Published online by Cambridge University Press: 05 June 2012
Part I. Taste resolved into its simple principles
Section II. Of the sense or taste of grandeur and sublimity
Grandeur or sublimity gives us a still higher and nobler pleasure, by means of a sense appropriated to the perception of it; while meanness renders any object, to which it adheres, disagreeable and distasteful. Objects are sublime, which possess quantity or amplitude, and simplicity in conjunction.
Considerable magnitude or largeness of extension, in objects capable of it, is necessary to produce sublimity. It is not on a small rivulet, however transparent and beautifully winding; it is not on a narrow valley, though variegated with flowers of a thousand pleasing hues; it is not on a little hill, though clothed with the most delightful verdure, that we bestow the epithet sublime: but on the Alps, the Nile, the ocean, the wide expanse of heaven, or the immensity of space uniformly extended, without limit or termination.
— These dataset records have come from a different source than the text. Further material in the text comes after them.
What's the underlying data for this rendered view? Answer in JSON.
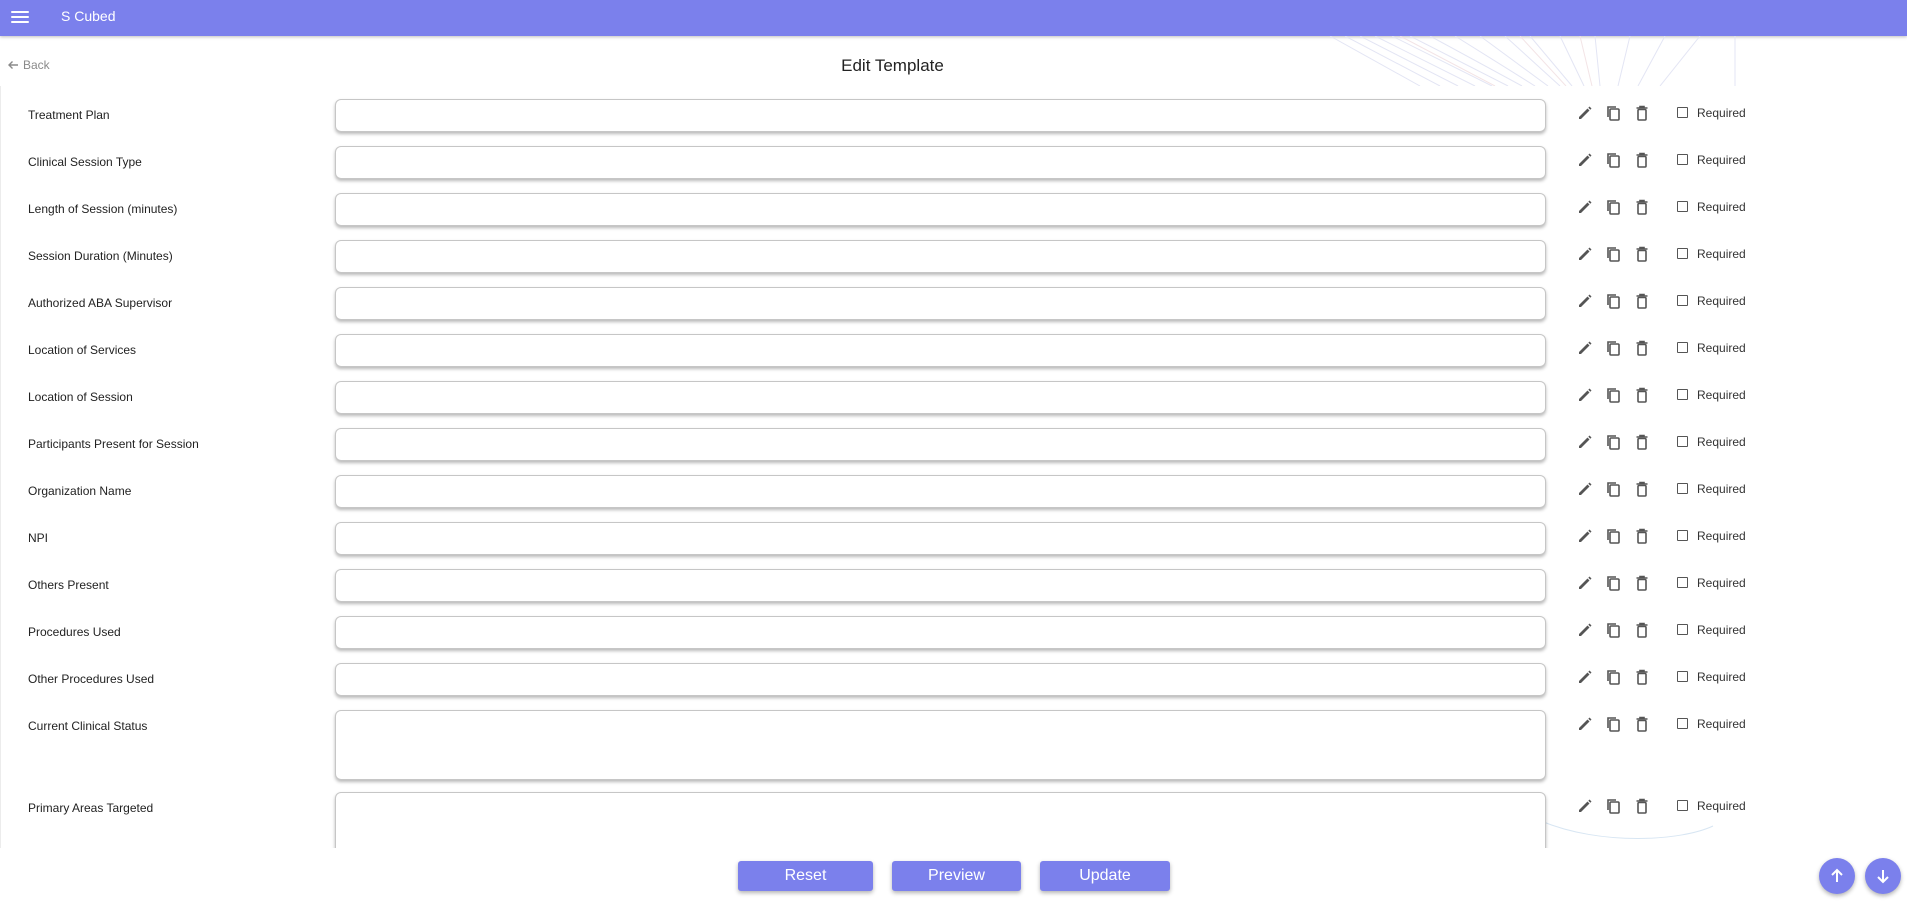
{
  "app": {
    "title": "S Cubed"
  },
  "header": {
    "back_label": "Back",
    "title": "Edit Template"
  },
  "fields": [
    {
      "label": "Treatment Plan",
      "required_label": "Required",
      "required": false
    },
    {
      "label": "Clinical Session Type",
      "required_label": "Required",
      "required": false
    },
    {
      "label": "Length of Session (minutes)",
      "required_label": "Required",
      "required": false
    },
    {
      "label": "Session Duration (Minutes)",
      "required_label": "Required",
      "required": false
    },
    {
      "label": "Authorized ABA Supervisor",
      "required_label": "Required",
      "required": false
    },
    {
      "label": "Location of Services",
      "required_label": "Required",
      "required": false
    },
    {
      "label": "Location of Session",
      "required_label": "Required",
      "required": false
    },
    {
      "label": "Participants Present for Session",
      "required_label": "Required",
      "required": false
    },
    {
      "label": "Organization Name",
      "required_label": "Required",
      "required": false
    },
    {
      "label": "NPI",
      "required_label": "Required",
      "required": false
    },
    {
      "label": "Others Present",
      "required_label": "Required",
      "required": false
    },
    {
      "label": "Procedures Used",
      "required_label": "Required",
      "required": false
    },
    {
      "label": "Other Procedures Used",
      "required_label": "Required",
      "required": false
    },
    {
      "label": "Current Clinical Status",
      "required_label": "Required",
      "required": false
    },
    {
      "label": "Primary Areas Targeted",
      "required_label": "Required",
      "required": false
    }
  ],
  "footer": {
    "reset_label": "Reset",
    "preview_label": "Preview",
    "update_label": "Update"
  },
  "colors": {
    "accent": "#7b80ec",
    "icon": "#555555"
  }
}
We always contemplate objects and ideas with a disposition similar to their nature. When a large object is presented, the mind expands itself to the extent of that object, and is filled with one grand sensation, which totally possessing it, composes it into a solemn sedateness, and strikes it with deep silent wonder and admiration: it finds such a difficulty in spreading itself to the dimensions of its object, as enlivens and invigorates its frame: and having overcome the opposition which this occasions, it sometimes imagines itself present in every part of the scene, which it contemplates; and, from the sense of this immensity, feels a noble pride, and entertains a lofty conception of its own capacity.